De rechtbank heeft ook geoordeeld dat de omstandigheid dat de telefoonnotitie pas in beroep is overgelegd, niet betekend dat [appellant] zich in bezwaar en beroep niet voldoende heeft kunnen uitlaten over het filmpje en de relevante opmerkingen die de verbalisant daarover heeft gemaakt. Daarbij heeft de rechtbank overwogen dat het PV van het verhoor van de beschuldigde huisgenoot een lezing over het filmpje bevat.
Het Hoger beroep
5.       [appellant] heeft in hoger beroep een aantal formele gronden over de behandeling van zijn beroep door de rechtbank aangevoerd. In zijn aanvullend hoger beroepschrift van 18 februari 2022 heeft [appellant] gronden aangevoerd tegen het oordeel van de rechtbank dat hij niet aannemelijk heeft gemaakt dat hij slachtoffer is van een opzettelijk gepleegd geweldsmisdrijf en dat de commissie daarom zijn aanvraag om een uitkering uit het schadefonds mocht afwijzen. De Afdeling zal hierna op deze gronden ingaan.
Behandeling van de beroepsgronden
Inleiding
6.       Als inleiding op de behandeling van de in hoger beroep aangevoerde gronden van formele aard overweegt de Afdeling het volgende.
7.       De rechtbank heeft [appellant] per brief van 18 juni 2021 het volgende meegedeeld:
"De rechtbank is van oordeel dat het niet nodig is om in deze zaak een zitting te houden. Zij heeft namelijk voldoende informatie om een uitspraak te doen. De zitting zal daarom achterwege worden gelaten, tenzij een van de partijen aangeeft dat zij mondeling op een zitting wil worden gehoord. Wilt u op een zitting worden gehoord, dan moet u dat binnen vier weken na de datum van verzending van deze brief laten weten. Ontvangt de rechtbank binnen die termijn geen reactie van u of de andere partij(en), dan sluit de rechtbank het onderzoek."
Bij brief van 25 juni 2021 heeft de commissie aan de rechtbank meegedeeld een notitie van een telefonisch gesprek met de verbalisant van het verhoor van de beschuldigde huisgenoot per abuis niet eerder te hebben toegestuurd. De commissie heeft de telefoonnotitie met deze brief aan de rechtbank gezonden.

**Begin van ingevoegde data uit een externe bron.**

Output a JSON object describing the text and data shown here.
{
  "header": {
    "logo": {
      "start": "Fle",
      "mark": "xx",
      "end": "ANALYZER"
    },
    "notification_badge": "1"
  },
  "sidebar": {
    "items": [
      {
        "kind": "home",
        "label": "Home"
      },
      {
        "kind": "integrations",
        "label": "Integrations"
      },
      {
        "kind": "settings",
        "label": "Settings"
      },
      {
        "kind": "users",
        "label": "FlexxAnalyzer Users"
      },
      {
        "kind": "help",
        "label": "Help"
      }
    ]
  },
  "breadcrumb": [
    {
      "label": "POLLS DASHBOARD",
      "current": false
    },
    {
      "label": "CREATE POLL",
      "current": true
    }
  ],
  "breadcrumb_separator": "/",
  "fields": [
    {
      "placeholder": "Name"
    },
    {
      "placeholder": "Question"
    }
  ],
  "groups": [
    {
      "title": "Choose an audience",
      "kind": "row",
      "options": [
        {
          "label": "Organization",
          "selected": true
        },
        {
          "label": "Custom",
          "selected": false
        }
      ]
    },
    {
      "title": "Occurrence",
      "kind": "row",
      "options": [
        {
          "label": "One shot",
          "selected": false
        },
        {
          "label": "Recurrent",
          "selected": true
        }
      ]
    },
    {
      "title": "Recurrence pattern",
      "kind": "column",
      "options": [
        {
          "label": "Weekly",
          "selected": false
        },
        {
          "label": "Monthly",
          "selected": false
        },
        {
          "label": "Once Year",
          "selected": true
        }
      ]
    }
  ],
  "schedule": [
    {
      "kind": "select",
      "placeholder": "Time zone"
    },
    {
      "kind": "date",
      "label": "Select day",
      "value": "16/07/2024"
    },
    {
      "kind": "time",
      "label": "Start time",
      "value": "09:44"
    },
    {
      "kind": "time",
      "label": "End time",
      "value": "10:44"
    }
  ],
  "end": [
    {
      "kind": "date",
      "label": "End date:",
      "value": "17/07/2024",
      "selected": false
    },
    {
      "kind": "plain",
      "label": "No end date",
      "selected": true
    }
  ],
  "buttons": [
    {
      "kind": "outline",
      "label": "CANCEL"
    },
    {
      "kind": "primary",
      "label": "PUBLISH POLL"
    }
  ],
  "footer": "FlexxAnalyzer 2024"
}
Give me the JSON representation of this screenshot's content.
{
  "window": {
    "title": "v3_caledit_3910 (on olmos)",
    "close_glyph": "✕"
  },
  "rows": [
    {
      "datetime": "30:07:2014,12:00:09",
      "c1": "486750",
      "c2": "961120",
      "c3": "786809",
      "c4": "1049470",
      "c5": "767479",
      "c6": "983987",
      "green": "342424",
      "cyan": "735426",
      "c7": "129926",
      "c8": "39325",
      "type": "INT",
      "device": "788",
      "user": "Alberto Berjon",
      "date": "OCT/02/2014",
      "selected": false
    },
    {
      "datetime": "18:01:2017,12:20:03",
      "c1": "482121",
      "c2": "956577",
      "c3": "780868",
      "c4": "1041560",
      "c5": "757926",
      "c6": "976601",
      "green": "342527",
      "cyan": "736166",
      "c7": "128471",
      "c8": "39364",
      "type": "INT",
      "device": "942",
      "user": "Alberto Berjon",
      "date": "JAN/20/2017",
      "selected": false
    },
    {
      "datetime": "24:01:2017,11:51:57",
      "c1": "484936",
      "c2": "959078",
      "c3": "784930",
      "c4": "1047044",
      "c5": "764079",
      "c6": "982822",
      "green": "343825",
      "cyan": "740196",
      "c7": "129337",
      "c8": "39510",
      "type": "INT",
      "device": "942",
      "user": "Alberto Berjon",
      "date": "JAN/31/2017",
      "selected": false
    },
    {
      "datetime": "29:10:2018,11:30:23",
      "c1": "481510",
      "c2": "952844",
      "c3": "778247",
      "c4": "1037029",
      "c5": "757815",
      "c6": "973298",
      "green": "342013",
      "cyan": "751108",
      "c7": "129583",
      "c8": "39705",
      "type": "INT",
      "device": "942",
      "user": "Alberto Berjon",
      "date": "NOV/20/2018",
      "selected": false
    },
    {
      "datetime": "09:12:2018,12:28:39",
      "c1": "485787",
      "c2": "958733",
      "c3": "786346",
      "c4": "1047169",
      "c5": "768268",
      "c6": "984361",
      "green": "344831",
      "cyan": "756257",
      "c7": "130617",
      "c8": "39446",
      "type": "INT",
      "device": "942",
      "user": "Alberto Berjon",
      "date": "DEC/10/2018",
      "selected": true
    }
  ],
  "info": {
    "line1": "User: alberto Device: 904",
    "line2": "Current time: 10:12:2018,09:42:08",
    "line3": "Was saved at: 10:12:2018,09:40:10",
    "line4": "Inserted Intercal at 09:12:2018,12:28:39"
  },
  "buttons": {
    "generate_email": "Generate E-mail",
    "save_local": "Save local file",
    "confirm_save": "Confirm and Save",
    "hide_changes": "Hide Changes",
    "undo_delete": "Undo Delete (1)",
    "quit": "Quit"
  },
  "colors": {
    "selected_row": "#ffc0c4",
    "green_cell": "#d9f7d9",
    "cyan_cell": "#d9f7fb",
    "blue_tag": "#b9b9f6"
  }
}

De griffier van de rechtbank heeft, met toepassing van artikel 8:39, eerste lid, van de Awb, bij brief van 28 juni 2021 het stuk aan [appellant] gezonden.
Bij brief van 10 augustus 2021 heeft de rechtbank aan [appellant] meegedeeld dat geen van de partijen in reactie op de brief van 18 juni 2021 heeft aangegeven dat zij op een zitting wil worden gehoord en daarom het onderzoek gesloten.
Gronden van formele aard
Het recht op zitting bij de rechtbank
8.       [appellant] betoogt dat de rechtbank ten onrechte het onderzoek ter zitting achterwege heeft gelaten. Hij voert aan dat de rechtbank hem in de brief van 18 juni 2021 niet heeft gewezen op zijn recht om ter zitting te worden gehoord. De rechtbank mocht daarom niet bepalen dat het onderzoek ter zitting achterwege blijft. Door dit toch te doen, heeft de rechtbank volgens [appellant] artikel 8:57, eerste lid, van de Algemene wet bestuursrecht (hierna: Awb) geschonden.
9.       Het recht om op een zitting te worden gehoord volgt uit artikel 8:56 van de Awb.
Artikel 8:57, eerste lid, van de Awb luidt: "De bestuursrechter kan bepalen dat het onderzoek ter zitting achterwege blijft indien geen van de partijen, nadat zij zijn gewezen op hun recht ter zitting te worden gehoord, binnen een door hem gestelde termijn heeft verklaard dat zij gebruik wil maken van dit recht."
9.1.    De rechtbank heeft [appellant] in de brief van 18 juni 2021 op het recht om op zitting te worden gehoord gewezen met de zin: "De zitting zal daarom achterwege worden gelaten, tenzij een van de partijen aangeeft dat zij mondeling op een zitting wil worden gehoord." Uit deze zin volgt dat [appellant] bij de rechtbank kon melden dat hij op een zitting wilde worden gehoord over zijn zaak en dat de rechtbank zijn zaak dan op een zitting zou behandelen. Daarmee heeft de rechtbank voldoende kenbaar gemaakt dat [appellant] het recht heeft om op zitting te worden gehoord en voldaan aan het bepaalde in artikel 8:57, eerste lid, van de Awb.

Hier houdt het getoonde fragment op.